Existence of Frobenius Numbers without using Schur's Theorem I learned about Frobenius problem today. I am confused about the existence of the Frobenius numbers.
It says according to Schur's theorem, the Frobenius number exists, but I want to know if it has an easier proof?
 A: The case of two coprime coin values $a$ and $b$ can be regarded as a simple exercise in modular arithmetic. 
Consider the set of values $S:=\{ka\}$ with $0\le k<b$. Then each of these values are distinct $\bmod b$, otherwise you would have $s_i-s_j\equiv 0 \bmod b$, giving $b \mid a(i{-}j)$ with $i{-}j<b$, which is not possible due to the coprime condition. 
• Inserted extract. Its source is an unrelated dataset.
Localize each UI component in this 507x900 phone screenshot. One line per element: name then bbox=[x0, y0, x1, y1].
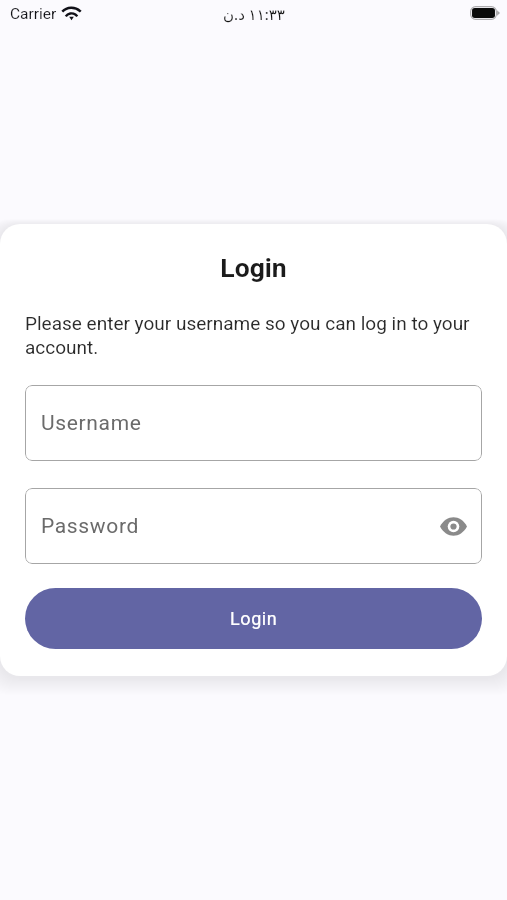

So $S$ forms a complete set of different residues $\bmod b$ and any larger value than $a(b{-}1)$ (the largest value in $S$) can be formed by adding a suitable multiple of $b$ to the corresponding equivalent value in $S$ that is equivalent $\bmod b$ to the target value.
The largest value that can't be represented by addition of non-negative multiples of $a$ and $b$ is thus $a(b-1) - b = ab - a -b$ which is nicely symmetric between the terms, as expected.
For more than two coins, the existence of a minimum value is easy enough - just use pairs of coins in succession to fill the residue list - but the minimum value is a little harder to identify due to possible interactions when the coins are only coprime as a complete set rather than pairwise (eg $\{6,10,15\}$).